Old musicals are also often filled with old ideas about relationships and plenty of old stereotypes. The reworked Tiger Lily number, which used to be filled with “Indian” nonsense in the beloved classic, is undeniably better for its new rewrite (take note, Daniel Snyder).

“Peter Pan Live’s!” one letdown was Christopher Walken as the show’s villain pirate, Captain Hook. It was an act of stunt-casting that seemed perfectly appropriate when announced but, in practice, was about as strong as wet cardboard. The 71-year-old Walken perked up some for his final number (“Captain Hook’s Waltz”), but he mostly seemed like he was auditioning to be one of those people in the inhaler commercials who have an elephant sitting on their chests.

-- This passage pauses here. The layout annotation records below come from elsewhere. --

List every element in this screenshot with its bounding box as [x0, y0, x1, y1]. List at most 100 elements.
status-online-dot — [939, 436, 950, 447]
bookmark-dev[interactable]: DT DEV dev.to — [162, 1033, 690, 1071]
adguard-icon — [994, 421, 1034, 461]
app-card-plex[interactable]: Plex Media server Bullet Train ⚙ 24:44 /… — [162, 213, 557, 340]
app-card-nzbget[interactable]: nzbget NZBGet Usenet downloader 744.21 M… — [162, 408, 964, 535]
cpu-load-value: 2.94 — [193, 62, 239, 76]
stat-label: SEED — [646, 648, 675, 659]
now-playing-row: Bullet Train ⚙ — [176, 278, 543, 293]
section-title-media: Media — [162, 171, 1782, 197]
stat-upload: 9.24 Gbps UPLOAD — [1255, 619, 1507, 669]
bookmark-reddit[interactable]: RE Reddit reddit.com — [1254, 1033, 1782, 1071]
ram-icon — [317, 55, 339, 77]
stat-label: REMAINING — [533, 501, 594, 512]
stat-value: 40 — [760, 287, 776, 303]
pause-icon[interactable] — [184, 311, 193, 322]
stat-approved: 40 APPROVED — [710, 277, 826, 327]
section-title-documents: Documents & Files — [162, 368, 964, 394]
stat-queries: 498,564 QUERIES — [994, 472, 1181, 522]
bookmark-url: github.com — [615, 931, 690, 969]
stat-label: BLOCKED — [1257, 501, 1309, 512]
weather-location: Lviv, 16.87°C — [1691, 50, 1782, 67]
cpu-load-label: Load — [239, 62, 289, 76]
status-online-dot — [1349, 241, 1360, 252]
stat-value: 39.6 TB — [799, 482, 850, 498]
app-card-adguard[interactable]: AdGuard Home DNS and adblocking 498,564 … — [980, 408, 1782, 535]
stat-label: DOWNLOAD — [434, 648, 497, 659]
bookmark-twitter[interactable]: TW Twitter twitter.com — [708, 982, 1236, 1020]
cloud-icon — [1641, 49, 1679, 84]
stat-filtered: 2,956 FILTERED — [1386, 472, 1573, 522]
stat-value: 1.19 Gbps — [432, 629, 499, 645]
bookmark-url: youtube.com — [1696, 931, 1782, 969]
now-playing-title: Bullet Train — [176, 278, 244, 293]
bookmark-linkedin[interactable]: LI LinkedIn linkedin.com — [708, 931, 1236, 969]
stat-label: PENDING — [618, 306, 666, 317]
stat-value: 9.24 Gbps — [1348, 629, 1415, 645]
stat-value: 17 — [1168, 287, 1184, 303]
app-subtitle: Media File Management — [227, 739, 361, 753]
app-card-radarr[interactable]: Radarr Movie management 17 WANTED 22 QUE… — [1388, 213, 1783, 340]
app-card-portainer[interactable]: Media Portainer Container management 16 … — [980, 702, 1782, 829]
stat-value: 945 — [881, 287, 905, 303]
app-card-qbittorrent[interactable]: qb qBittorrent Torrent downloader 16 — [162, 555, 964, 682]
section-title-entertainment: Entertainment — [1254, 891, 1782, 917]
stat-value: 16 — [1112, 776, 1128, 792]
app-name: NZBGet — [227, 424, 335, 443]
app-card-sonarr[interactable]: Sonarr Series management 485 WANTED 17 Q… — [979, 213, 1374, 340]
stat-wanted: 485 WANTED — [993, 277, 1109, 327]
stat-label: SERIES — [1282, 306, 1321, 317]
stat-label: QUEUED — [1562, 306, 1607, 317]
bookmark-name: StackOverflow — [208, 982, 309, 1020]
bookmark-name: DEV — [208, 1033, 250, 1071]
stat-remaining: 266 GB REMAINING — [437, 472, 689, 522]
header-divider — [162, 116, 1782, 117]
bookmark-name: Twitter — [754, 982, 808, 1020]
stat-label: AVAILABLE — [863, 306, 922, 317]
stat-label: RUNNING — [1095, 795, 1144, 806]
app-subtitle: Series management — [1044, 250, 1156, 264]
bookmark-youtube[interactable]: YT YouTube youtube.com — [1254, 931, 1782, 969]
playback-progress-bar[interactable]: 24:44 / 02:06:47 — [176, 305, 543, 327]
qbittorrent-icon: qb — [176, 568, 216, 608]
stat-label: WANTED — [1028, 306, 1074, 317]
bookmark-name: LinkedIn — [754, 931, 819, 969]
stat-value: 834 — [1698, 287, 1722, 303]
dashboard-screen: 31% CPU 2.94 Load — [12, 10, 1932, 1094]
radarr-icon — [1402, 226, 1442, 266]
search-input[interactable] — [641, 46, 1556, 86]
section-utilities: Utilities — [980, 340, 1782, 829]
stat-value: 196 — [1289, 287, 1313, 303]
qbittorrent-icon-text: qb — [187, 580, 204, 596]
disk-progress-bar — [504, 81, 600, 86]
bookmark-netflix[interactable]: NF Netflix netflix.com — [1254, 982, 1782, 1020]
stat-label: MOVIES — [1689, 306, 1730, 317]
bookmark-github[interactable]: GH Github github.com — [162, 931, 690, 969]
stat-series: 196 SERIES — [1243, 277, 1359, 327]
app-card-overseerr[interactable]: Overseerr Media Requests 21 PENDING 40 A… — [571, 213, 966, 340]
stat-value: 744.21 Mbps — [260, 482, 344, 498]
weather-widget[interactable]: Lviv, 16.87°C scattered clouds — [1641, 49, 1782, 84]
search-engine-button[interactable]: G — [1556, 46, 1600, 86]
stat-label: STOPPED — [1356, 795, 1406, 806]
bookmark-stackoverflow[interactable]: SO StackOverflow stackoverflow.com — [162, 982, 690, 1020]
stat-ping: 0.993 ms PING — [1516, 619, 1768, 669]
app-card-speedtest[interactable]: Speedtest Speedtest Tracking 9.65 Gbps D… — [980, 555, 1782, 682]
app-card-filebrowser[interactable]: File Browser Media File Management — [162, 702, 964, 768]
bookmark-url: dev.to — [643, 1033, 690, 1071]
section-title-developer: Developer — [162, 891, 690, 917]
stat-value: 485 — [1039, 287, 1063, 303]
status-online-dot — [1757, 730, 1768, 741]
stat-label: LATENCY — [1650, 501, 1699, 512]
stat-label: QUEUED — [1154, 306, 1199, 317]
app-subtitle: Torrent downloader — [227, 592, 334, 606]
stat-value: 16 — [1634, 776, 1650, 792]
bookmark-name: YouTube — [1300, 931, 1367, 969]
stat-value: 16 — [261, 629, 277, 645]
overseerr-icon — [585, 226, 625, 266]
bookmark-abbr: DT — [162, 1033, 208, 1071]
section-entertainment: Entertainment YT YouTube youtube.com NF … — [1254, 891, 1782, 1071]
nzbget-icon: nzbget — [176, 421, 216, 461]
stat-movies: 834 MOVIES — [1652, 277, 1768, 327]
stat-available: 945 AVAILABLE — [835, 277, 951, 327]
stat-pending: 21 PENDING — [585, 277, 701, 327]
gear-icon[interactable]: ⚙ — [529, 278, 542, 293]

See how I quibble? When really I’m mostly relieved. (Aren’t you?) “Peter Pan Live!” failed to be a disaster, but it succeeded in transmitting an authentic idea of what TV looks like when it welcomes all and wishes only to entertain.

So if I didn’t hate it (and if you didn’t hate it), and if no big notes were missed and no wires tragically snapped, what are we going to do with the rest of this space?

I know: Let’s have a real talk about NBC.

I’m less fascinated (or perturbed, as some viewers seemed to be) by the fact that Williams just happens to be the 26-year-old daughter of “NBC Nightly News” anchorman Brian Williams than I am thoroughly exhausted by the ceaseless cross-promotion and logrolling that defines the NBCUniversal realm now.

There’s a point where corporate synergy veers into an area of unseemliness. NBC crossed that line long ago, but are they ever embarrassed by it? By the constant fawning over NBC stars on NBC’s late-night talk shows? Or the vacuous nightmare that’s become the “Today” show? Or the utterly joyless, cheap ocean-cruise quality of this year’s telecasts of the Macy’s Thanksgiving Day Parade and Rockefeller Center tree lighting ceremonies, featuring NBC stars half-heartedly plugging their ­singing-competition shows, dramas and sitcoms? (Even they must be sick of themselves.)

Taylor Louderman as Wendy Darling and Allison Williams as Peter Pan in the NBC musical “Peter Pan Live!” (Virginia Sherwood/NBC)

It’s certainly a desperate network’s job to sell itself, and I’m not suggesting that other networks are nobly immune to crass displays (the ABC/Disney one-two punch can be just as feeble). During the weeks leading up to “Peter Pan Live!,” it seemed NBC had no grasp of how its claustrophobic corporate self-regard plays to viewers. It’s become the tackiest house on the street.

Only through a lot of sincere effort and rehearsal did “Peter Pan Live!” fly just above the network that almost promoted it to death. Is it any surprise that millions of people tuned in to hate-watch it?